Oleh :
Ana Nazahah, anggota Revowriter Aceh
AKU masih berberes rumah kala chat di WathsApp itu masuk. "Assalamualaikum Ukhty Ana. Maaf ganggu. Ana ingin bertanya. Di sana (Indonesia) sudah dilarang pakai cadar?" Begitu isi chatnya.
Sekilas aku tersenyum membaca chat kenalanku yang berdomisili di negeri Jiran itu. Ternyata statement menteri agama terkait burqa (cadar) di negeri kita, diresahkan juga oleh Muslim di negeri tetangga.
Seperti yang kita ketahui, menteri agama Fachrul Razi beberapa hari ini tengah membuat gaduh publik. Fachrul menyindir masalah busana di instansi pemerintah. Ia berencana melarang pengguna niqab atau cadar untuk masuk ke instansi milik pemerintah. Pelarangan cadar itu akan dikaji dan bakal dituangkan dalam peraturan menteri agama. cnnindinesia.com. Kamis (31/10/2019).
Tidak hanya itu, sehari berselang Fachrul kembali berkomentar miring terhadap umat Islam, kali ini terhadap pegawai BUMN "Dari aturan pegawai (celana cingkrang), misal ditegur celana kok tinggi gitu? Kamu enggak lihat aturan negara bagaimana? Kalau enggak bisa ikuti aturan, keluar kamu," semprot Menag Fachrul. liputan6.com jumat (1/11/2019).
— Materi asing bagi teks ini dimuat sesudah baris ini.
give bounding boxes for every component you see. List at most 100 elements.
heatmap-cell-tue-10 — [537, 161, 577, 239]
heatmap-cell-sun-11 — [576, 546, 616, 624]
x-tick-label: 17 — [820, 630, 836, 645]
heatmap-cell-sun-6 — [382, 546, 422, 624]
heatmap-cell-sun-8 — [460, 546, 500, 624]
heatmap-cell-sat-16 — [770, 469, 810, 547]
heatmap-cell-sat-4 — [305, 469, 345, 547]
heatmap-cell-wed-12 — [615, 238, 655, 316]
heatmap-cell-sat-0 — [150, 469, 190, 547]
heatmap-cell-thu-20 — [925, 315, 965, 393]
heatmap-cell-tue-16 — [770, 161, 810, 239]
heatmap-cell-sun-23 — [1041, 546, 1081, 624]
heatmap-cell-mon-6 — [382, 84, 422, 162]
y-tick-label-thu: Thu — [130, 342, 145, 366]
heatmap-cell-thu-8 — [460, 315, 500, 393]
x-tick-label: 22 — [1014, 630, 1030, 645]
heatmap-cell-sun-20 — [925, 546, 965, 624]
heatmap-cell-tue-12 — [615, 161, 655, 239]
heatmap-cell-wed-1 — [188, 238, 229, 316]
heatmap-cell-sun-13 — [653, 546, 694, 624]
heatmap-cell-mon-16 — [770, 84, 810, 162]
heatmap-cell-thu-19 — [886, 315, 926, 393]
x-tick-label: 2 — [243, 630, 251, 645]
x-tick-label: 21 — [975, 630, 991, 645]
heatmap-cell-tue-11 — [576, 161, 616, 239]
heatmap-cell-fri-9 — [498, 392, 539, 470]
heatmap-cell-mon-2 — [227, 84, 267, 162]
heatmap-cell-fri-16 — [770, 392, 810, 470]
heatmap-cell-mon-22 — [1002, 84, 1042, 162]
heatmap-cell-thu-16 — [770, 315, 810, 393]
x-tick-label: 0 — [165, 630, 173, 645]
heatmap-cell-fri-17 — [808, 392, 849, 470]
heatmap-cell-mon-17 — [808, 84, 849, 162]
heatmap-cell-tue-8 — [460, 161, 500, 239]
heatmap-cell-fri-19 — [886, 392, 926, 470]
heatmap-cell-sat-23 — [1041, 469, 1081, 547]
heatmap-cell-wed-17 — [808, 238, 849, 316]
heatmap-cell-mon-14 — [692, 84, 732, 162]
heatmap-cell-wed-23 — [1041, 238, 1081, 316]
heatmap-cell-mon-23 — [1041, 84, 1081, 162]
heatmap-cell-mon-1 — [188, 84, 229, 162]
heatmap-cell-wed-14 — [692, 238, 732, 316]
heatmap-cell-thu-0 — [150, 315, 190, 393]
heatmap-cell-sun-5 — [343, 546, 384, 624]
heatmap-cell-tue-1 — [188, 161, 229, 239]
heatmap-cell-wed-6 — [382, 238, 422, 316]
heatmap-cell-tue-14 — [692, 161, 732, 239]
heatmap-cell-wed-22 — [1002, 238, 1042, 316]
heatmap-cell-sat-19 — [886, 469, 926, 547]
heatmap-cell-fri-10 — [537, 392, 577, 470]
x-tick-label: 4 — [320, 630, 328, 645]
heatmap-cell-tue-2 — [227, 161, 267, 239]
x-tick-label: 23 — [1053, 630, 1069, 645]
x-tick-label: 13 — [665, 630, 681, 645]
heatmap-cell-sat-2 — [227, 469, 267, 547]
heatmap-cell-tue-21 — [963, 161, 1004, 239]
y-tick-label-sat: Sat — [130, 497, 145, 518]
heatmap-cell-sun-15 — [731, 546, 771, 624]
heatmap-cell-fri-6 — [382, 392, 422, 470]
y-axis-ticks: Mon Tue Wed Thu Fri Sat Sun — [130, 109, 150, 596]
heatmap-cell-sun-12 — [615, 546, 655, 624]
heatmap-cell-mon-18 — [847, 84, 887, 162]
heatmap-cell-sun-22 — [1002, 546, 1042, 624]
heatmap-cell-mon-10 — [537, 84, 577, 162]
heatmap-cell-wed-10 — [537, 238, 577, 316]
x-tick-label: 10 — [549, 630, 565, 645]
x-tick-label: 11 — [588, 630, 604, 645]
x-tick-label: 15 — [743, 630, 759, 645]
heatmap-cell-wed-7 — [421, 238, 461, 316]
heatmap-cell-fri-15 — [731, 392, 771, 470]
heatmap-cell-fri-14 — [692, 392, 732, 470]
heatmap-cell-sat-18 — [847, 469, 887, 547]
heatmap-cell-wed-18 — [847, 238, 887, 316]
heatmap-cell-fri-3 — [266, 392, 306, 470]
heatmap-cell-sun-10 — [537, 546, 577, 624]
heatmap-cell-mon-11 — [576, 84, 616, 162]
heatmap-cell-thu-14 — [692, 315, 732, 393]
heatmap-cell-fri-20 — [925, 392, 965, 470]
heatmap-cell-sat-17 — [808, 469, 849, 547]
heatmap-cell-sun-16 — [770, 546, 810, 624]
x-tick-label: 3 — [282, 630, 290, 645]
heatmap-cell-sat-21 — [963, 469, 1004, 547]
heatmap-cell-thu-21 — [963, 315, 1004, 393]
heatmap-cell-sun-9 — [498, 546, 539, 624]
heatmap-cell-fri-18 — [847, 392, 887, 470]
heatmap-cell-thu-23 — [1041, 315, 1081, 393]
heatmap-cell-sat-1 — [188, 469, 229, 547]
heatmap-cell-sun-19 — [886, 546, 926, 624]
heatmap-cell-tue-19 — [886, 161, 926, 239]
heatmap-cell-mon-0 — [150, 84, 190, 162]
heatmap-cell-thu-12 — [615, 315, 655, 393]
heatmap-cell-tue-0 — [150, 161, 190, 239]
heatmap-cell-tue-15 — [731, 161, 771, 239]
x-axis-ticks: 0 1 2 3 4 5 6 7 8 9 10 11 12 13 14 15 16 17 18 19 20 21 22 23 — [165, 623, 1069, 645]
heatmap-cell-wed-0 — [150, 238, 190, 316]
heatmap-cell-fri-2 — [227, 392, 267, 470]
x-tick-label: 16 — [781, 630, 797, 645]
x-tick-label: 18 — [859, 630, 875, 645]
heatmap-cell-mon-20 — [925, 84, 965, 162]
Entah pegawai bersangkutan diperintahkan keluar dari statusnya sebagai pegawai negara atau sekalian keluar dari Indonesia. Yang jelas komentar- komentar nyelekit itu telah melukai umat Islam. Menunjukkan tendensi berlebihan bahkan cenderung tidak tepat.
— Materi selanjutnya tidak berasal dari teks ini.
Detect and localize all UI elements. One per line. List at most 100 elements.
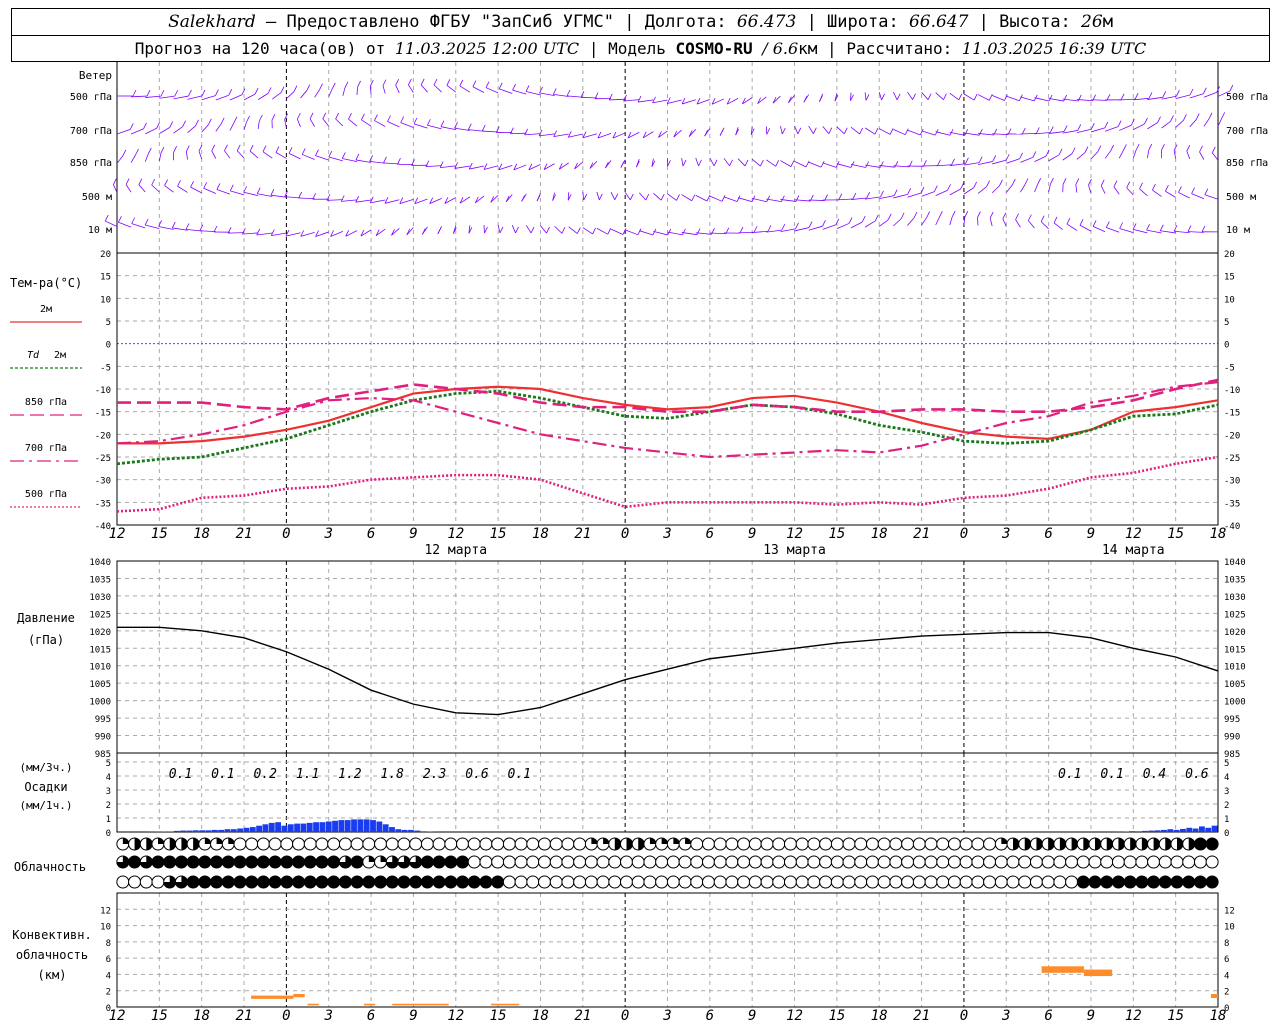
wind-barb [1034, 132, 1051, 135]
cloud-symbol-fill [626, 838, 633, 850]
cloud-symbol-fill [1118, 838, 1125, 850]
wind-barb [215, 94, 229, 101]
wind-barb [553, 94, 569, 97]
wind-barb [738, 231, 755, 234]
cloud-symbol [631, 855, 645, 869]
wind-barb [420, 84, 428, 93]
cloud-symbol [971, 837, 985, 851]
wind-barb-feather [1032, 151, 1037, 158]
cloud-symbol [561, 837, 575, 851]
wind-barb-feather [284, 190, 289, 197]
wind-barb-feather [861, 215, 866, 223]
cloud-symbol [737, 837, 751, 851]
wind-barb [673, 129, 682, 138]
wind-barb-feather [822, 220, 826, 227]
wind-barb [215, 123, 222, 132]
precip-bar [319, 822, 326, 832]
cloud-symbol-fill [1059, 838, 1066, 850]
wind-barb [1132, 229, 1148, 234]
cloud-symbol [538, 855, 552, 869]
cloud-symbol-fill [169, 838, 176, 850]
precip-bar [192, 830, 199, 832]
wind-barb [374, 120, 386, 127]
time-tick-label-bottom: 21 [574, 1008, 591, 1024]
cloud-symbol [690, 855, 704, 869]
cloud-symbol-fill [456, 876, 469, 888]
wind-barb [285, 232, 301, 237]
wind-barb-feather [147, 147, 152, 155]
cloud-symbol-fill [1071, 838, 1078, 850]
cloud-symbol-fill [210, 876, 223, 888]
wind-barb [757, 96, 767, 104]
wind-barb [528, 163, 541, 171]
cloud-symbol [877, 855, 891, 869]
cloud-symbol [1123, 855, 1137, 869]
wind-barb-feather [775, 160, 780, 167]
wind-barb [173, 95, 189, 100]
cloud-symbol-fill [591, 838, 598, 844]
time-tick-label-bottom: 12 [1125, 1008, 1142, 1024]
precip-frame [116, 752, 1219, 833]
wind-barb-feather [1113, 180, 1118, 187]
wind-barb [198, 150, 203, 160]
model-name: COSMO-RU [675, 39, 753, 58]
wind-barb [653, 230, 668, 236]
wind-barb-feather [131, 217, 136, 224]
wind-barb [369, 161, 386, 164]
wind-barb [475, 195, 485, 204]
time-tick-label: 12 [447, 526, 464, 542]
temp-y-tick: -20 [95, 431, 111, 441]
cloud-symbol-fill [1141, 838, 1148, 850]
wind-barb-feather [900, 212, 905, 220]
temp-y-tick: 5 [106, 318, 111, 328]
wind-barb [300, 232, 315, 237]
wind-barb-feather [227, 226, 232, 234]
pressure-y-tick: 1015 [89, 645, 111, 655]
wind-barb-feather [735, 128, 740, 136]
cloud-symbol [877, 875, 891, 889]
wind-barb [949, 217, 953, 226]
time-tick-label: 18 [1210, 526, 1227, 542]
wind-barb [977, 186, 987, 194]
cloud-symbol-fill [1024, 838, 1031, 850]
precip-bar [408, 829, 414, 832]
wind-barb-feather [236, 144, 241, 151]
wind-barb-feather [1058, 148, 1063, 155]
conv-y-tick-right: 2 [1224, 988, 1229, 998]
wind-barb [172, 227, 188, 231]
cloud-symbol [409, 837, 423, 851]
wind-barb-feather [1159, 224, 1164, 231]
wind-barb [159, 127, 170, 134]
wind-barb-feather [913, 211, 918, 219]
wind-barb-feather [608, 93, 613, 101]
wind-barb [989, 217, 993, 227]
wind-barb-feather [546, 226, 550, 234]
cloud-symbol [467, 837, 481, 851]
cloud-symbol [748, 855, 762, 869]
wind-level-label-right: 500 м [1226, 192, 1256, 203]
wind-barb [322, 118, 330, 127]
wind-barb [472, 86, 485, 93]
cloud-symbol-fill [257, 856, 270, 868]
cloud-symbol-fill [1147, 876, 1160, 888]
cloud-symbol [713, 855, 727, 869]
pressure-y-tick: 990 [95, 733, 111, 743]
wind-barb-feather [834, 94, 839, 102]
wind-barb [249, 150, 259, 159]
model-resolution: / 6.6 [762, 39, 799, 58]
precip-ylabel-bottom: (мм/1ч.) [20, 799, 73, 812]
wind-level-label: 10 м [88, 225, 112, 236]
cloud-symbol-fill [280, 856, 293, 868]
precip-bar [363, 819, 370, 832]
temp-legend-label-2: 2м [54, 350, 66, 361]
cloud-symbol-fill [198, 876, 211, 888]
wind-barb-feather [1035, 127, 1040, 134]
wind-barb [408, 84, 414, 93]
cloud-symbol [830, 837, 844, 851]
wind-barb-feather [331, 82, 336, 89]
wind-barb-feather [627, 131, 632, 139]
wind-barb [315, 155, 329, 161]
cloud-symbol [561, 855, 575, 869]
wind-barb-feather [803, 95, 808, 103]
cloud-symbol [573, 875, 587, 889]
Karena cadar dan celana cingkrang adalah hak privasi Muslim. Pilihan bagaimana seorang Muslim berhubungan dengan Tuhan. Sama sekali tidak ada hubungan dengan radikalisme. Maka tak ayal, Menag Fachrul Razi pun diplesetin netizen sebagai "Menteri radikalisme"
Ya, Menag memang sangat berkomitmen untuk memberantas radikalisme. Seperti yang dipesankan Presiden Jokowi saat pelantikan. Meskipun bukan seorang kiai dan lulusan pesantren, dia kerap memberikan ceramah dan khutbah di masjid yang temanya seputar radikalisme dan Islam yang mengedepankan persatuan dan kesatuan bangsa.
Kerja keras Menag memang patut kita apresiasi. Walau bagaimanapun 'radikalisme' yang membahayakan dan mengancam kerukunan umat perlu kita tuntaskan bersama. Namun bukan dengan mengkambinghitamkan cadar dan celana cingkrang. Seolah Muslim yang taat dekat sekali dengan paham radikalis yang endingnya teroris.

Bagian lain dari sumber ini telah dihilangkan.